Are you getting enough Vitamin B?

According to Medline Plus (2108):

These vitamins help the process your body uses to get or make energy from the food you eat. They also help form red blood cells. You can get B vitamins from proteins such as fish, poultry, meat, eggs and dairy products. Leafy green vegetables, beans, and peas also have B vitamins. Many cereals and some breads have added B vitamins.

If you do not get enough of Vitamin B12 or B6, you can become anemic. This anemia is different from what you generally might think of as anemia. It is not caused by blood loss or iron depletion but rather a vitamin deficiency.

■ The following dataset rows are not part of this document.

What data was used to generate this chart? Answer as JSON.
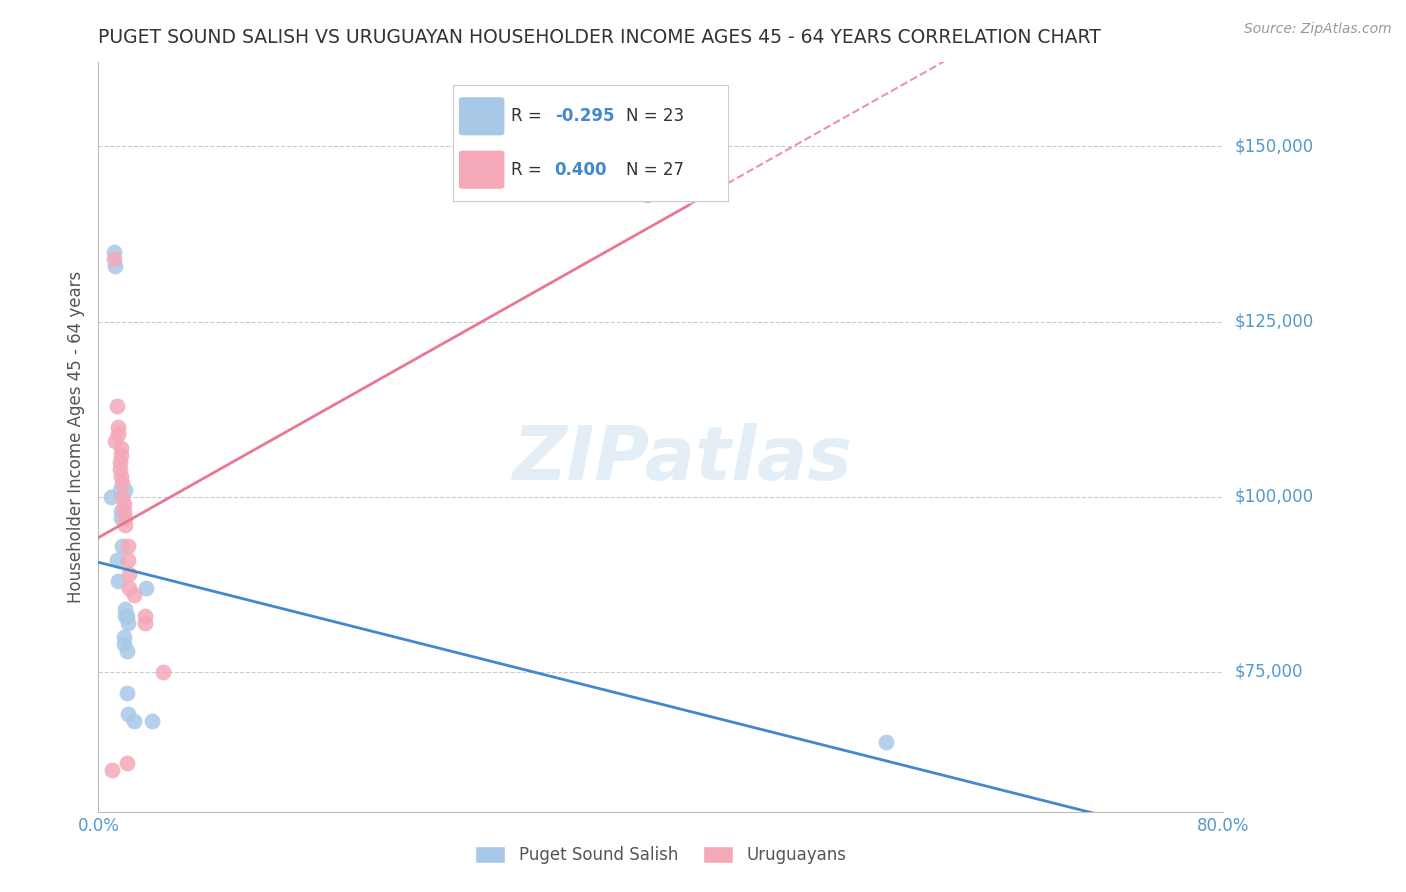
{
  "title": "PUGET SOUND SALISH VS URUGUAYAN HOUSEHOLDER INCOME AGES 45 - 64 YEARS CORRELATION CHART",
  "source": "Source: ZipAtlas.com",
  "ylabel": "Householder Income Ages 45 - 64 years",
  "yticks": [
    75000,
    100000,
    125000,
    150000
  ],
  "ytick_labels": [
    "$75,000",
    "$100,000",
    "$125,000",
    "$150,000"
  ],
  "watermark": "ZIPatlas",
  "legend_blue_r": "-0.295",
  "legend_blue_n": "23",
  "legend_pink_r": "0.400",
  "legend_pink_n": "27",
  "legend_label_blue": "Puget Sound Salish",
  "legend_label_pink": "Uruguayans",
  "blue_color": "#a8c8e8",
  "pink_color": "#f4a8b8",
  "blue_line_color": "#4488cc",
  "pink_line_color": "#e87890",
  "title_color": "#333333",
  "axis_color": "#5599cc",
  "grid_color": "#cccccc",
  "background_color": "#ffffff",
  "blue_x": [
    0.009,
    0.011,
    0.012,
    0.013,
    0.014,
    0.015,
    0.016,
    0.016,
    0.017,
    0.018,
    0.018,
    0.019,
    0.019,
    0.019,
    0.02,
    0.02,
    0.02,
    0.021,
    0.021,
    0.025,
    0.034,
    0.038,
    0.56
  ],
  "blue_y": [
    100000,
    135000,
    133000,
    91000,
    88000,
    101000,
    98000,
    97000,
    93000,
    80000,
    79000,
    83000,
    84000,
    101000,
    83000,
    78000,
    72000,
    82000,
    69000,
    68000,
    87000,
    68000,
    65000
  ],
  "pink_x": [
    0.01,
    0.011,
    0.012,
    0.013,
    0.014,
    0.014,
    0.015,
    0.015,
    0.016,
    0.016,
    0.016,
    0.017,
    0.017,
    0.018,
    0.018,
    0.019,
    0.019,
    0.02,
    0.021,
    0.021,
    0.022,
    0.022,
    0.025,
    0.033,
    0.033,
    0.046,
    0.39
  ],
  "pink_y": [
    61000,
    134000,
    108000,
    113000,
    110000,
    109000,
    105000,
    104000,
    107000,
    106000,
    103000,
    102000,
    100000,
    99000,
    98000,
    97000,
    96000,
    62000,
    93000,
    91000,
    89000,
    87000,
    86000,
    83000,
    82000,
    75000,
    143000
  ],
  "xlim": [
    0.0,
    0.8
  ],
  "ylim": [
    55000,
    162000
  ],
  "xtick_positions": [
    0.0,
    0.1,
    0.2,
    0.3,
    0.4,
    0.5,
    0.6,
    0.7,
    0.8
  ],
  "xtick_labels": [
    "0.0%",
    "",
    "",
    "",
    "",
    "",
    "",
    "",
    "80.0%"
  ]
}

A vitamin deficiency may be caused by a lack of adequate intake through your diet or a physical problem with absorbing vitamins, such as celiac disease or inflammatory bowel disease, or certain medications may block the absorption of these vitamins. Other risk factors include pregnancy, alcohol abuse and chronic illness.

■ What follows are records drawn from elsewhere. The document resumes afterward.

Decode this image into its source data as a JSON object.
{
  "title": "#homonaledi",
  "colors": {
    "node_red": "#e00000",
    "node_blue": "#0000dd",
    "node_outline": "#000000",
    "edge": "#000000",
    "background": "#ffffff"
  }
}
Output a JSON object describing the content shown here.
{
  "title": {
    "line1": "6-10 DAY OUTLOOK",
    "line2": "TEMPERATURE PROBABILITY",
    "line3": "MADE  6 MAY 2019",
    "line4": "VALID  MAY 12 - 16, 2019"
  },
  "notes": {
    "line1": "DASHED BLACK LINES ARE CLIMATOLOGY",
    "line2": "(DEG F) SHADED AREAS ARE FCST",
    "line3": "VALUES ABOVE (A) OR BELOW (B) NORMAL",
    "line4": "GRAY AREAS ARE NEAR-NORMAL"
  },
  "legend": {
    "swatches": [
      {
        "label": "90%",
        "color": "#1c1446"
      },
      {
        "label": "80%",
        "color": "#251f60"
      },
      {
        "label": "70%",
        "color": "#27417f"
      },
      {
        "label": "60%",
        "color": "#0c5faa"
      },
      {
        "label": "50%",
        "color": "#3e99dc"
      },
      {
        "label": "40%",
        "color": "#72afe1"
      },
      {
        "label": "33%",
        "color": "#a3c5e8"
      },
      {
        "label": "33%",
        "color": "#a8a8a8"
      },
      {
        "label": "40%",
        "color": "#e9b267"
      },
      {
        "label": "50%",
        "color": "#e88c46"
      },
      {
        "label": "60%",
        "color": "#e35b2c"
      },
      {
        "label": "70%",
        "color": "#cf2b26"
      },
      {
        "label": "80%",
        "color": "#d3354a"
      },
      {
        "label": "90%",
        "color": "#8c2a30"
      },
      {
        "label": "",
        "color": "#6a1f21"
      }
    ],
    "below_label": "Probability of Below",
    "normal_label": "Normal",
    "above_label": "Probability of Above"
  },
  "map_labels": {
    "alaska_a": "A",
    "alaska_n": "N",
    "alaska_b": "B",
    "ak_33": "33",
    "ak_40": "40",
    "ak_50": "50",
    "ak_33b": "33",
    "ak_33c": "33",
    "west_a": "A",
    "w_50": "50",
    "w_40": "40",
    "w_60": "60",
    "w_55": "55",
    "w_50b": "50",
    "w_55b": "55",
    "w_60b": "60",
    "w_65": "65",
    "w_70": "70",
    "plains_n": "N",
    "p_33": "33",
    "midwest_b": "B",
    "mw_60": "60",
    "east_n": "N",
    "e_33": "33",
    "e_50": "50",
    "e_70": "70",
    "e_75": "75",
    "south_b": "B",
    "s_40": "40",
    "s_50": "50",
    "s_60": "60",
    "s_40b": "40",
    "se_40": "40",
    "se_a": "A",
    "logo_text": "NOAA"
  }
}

Whatever the case may be, it is important to be aware of the symptoms and seek medical advice and testing if the symptoms persist.

In general, the symptoms are:

  • Fatigue
  • Shortness of breath
  • Dizziness
  • Pale or yellowish skin
  • Irregular heartbeats
  • Weight loss
  • Numbness or tingling in your hands and feet
  • Muscle weakness
  • Personality changes
  • Unsteady movements
  • Mental confusion or forgetfulness

These symptoms often develop slowly over time and may be very subtle at first but then become more pronounced as the deficiency worsens.

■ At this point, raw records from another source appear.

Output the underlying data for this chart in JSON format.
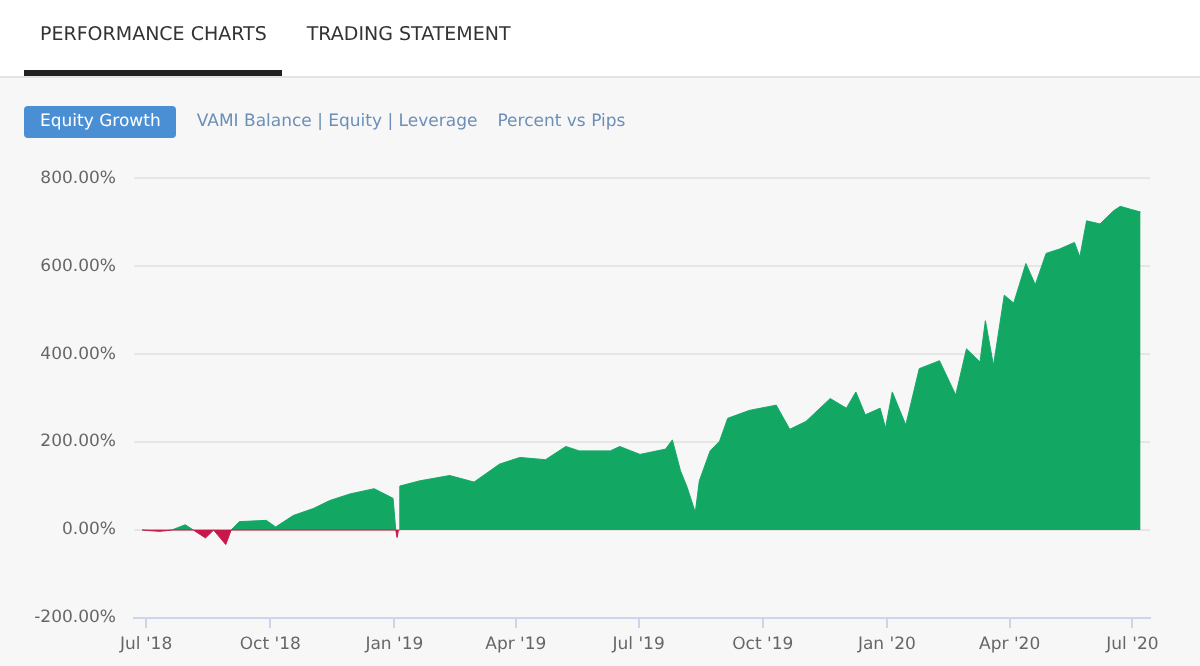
{
  "chart_data": {
    "type": "area",
    "annotations": [
      "PERFORMANCE CHARTS",
      "TRADING STATEMENT",
      "Equity Growth",
      "VAMI Balance | Equity | Leverage",
      "Percent vs Pips"
    ],
    "series": [
      {
        "color": "#c8174a",
        "x": [
          "2018-06-28",
          "2018-07-11",
          "2018-07-20",
          "2018-08-05",
          "2018-08-14",
          "2018-08-20",
          "2018-08-29",
          "2018-09-02",
          "2019-01-02",
          "2019-01-03",
          "2019-01-04"
        ],
        "values": [
          0,
          -3,
          0,
          0,
          -18,
          0,
          -33,
          0,
          0,
          -17,
          0
        ]
      },
      {
        "color": "#12a864",
        "x": [
          "2018-06-28",
          "2018-07-20",
          "2018-07-30",
          "2018-08-05",
          "2018-09-02",
          "2018-09-08",
          "2018-09-28",
          "2018-10-05",
          "2018-10-18",
          "2018-11-02",
          "2018-11-14",
          "2018-11-29",
          "2018-12-17",
          "2018-12-31",
          "2019-01-02",
          "2019-01-04",
          "2019-01-05",
          "2019-01-20",
          "2019-02-11",
          "2019-03-01",
          "2019-03-20",
          "2019-04-04",
          "2019-04-23",
          "2019-05-08",
          "2019-05-18",
          "2019-06-10",
          "2019-06-17",
          "2019-07-02",
          "2019-07-21",
          "2019-07-26",
          "2019-08-01",
          "2019-08-06",
          "2019-08-12",
          "2019-08-15",
          "2019-08-23",
          "2019-08-30",
          "2019-09-05",
          "2019-09-21",
          "2019-10-11",
          "2019-10-21",
          "2019-11-02",
          "2019-11-20",
          "2019-12-02",
          "2019-12-09",
          "2019-12-16",
          "2019-12-27",
          "2019-12-31",
          "2020-01-05",
          "2020-01-15",
          "2020-01-25",
          "2020-02-09",
          "2020-02-21",
          "2020-02-29",
          "2020-03-10",
          "2020-03-14",
          "2020-03-20",
          "2020-03-28",
          "2020-04-04",
          "2020-04-13",
          "2020-04-20",
          "2020-04-28",
          "2020-05-08",
          "2020-05-19",
          "2020-05-23",
          "2020-05-28",
          "2020-06-07",
          "2020-06-17",
          "2020-06-22",
          "2020-06-30",
          "2020-07-07"
        ],
        "values": [
          0,
          0,
          12,
          0,
          0,
          19,
          22,
          7,
          33,
          49,
          67,
          82,
          94,
          72,
          0,
          0,
          100,
          112,
          124,
          109,
          150,
          165,
          160,
          190,
          180,
          180,
          190,
          172,
          184,
          205,
          135,
          97,
          40,
          112,
          180,
          202,
          254,
          272,
          284,
          229,
          247,
          299,
          277,
          314,
          262,
          277,
          232,
          314,
          239,
          367,
          385,
          307,
          412,
          382,
          476,
          374,
          534,
          516,
          606,
          558,
          629,
          639,
          654,
          621,
          703,
          696,
          726,
          736,
          729,
          723
        ]
      }
    ],
    "xlim": [
      "2018-06-22",
      "2020-07-14"
    ],
    "xticks": [
      {
        "value": "2018-07-01",
        "label": "Jul '18"
      },
      {
        "value": "2018-10-01",
        "label": "Oct '18"
      },
      {
        "value": "2019-01-01",
        "label": "Jan '19"
      },
      {
        "value": "2019-04-01",
        "label": "Apr '19"
      },
      {
        "value": "2019-07-01",
        "label": "Jul '19"
      },
      {
        "value": "2019-10-01",
        "label": "Oct '19"
      },
      {
        "value": "2020-01-01",
        "label": "Jan '20"
      },
      {
        "value": "2020-04-01",
        "label": "Apr '20"
      },
      {
        "value": "2020-07-01",
        "label": "Jul '20"
      }
    ],
    "ylim": [
      -200,
      800
    ],
    "yticks": [
      {
        "value": -200,
        "label": "-200.00%"
      },
      {
        "value": 0,
        "label": "0.00%"
      },
      {
        "value": 200,
        "label": "200.00%"
      },
      {
        "value": 400,
        "label": "400.00%"
      },
      {
        "value": 600,
        "label": "600.00%"
      },
      {
        "value": 800,
        "label": "800.00%"
      }
    ],
    "grid": "y",
    "legend": false
  }
}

Here is a list of foods that contain the different forms of Vitamin B. To assure your continued health, it is essential to include these in your diet or take a supplement to complement areas of your diet that are lacking the intake of these foods.

Vitamin B1: pork, berries, legumes, lean meats, nuts, soy milk

Vitamin B2: eggs, dark green vegetables, fish, grains, lean meat, mushrooms

Vitamin B3: sunflower seeds, tuna, poultry, potato, cottage cheese, liver

Vitamin B5: organ meats, avocados, broccoli, mushrooms

Vitamin B6: green beans, whole grains, spinach, fish, bananas

Vitamin B7: soy products, egg yolks, fish, organ meats, cheese, sweet potatoes

Vitamin B9: green leafy vegetables, citrus juice, legumes, tofu, tomato juice

Vitamin B12: milk, fish, fortified breakfast cereal, eggs, shellfish

If you lack intake of the foods listed above, do not take a daily supplement and/or have a chronic illness affecting absorption of nutrients, it is possible that you have a vitamin deficiency. It is best to see a medical professional for advice and treatment recommendations.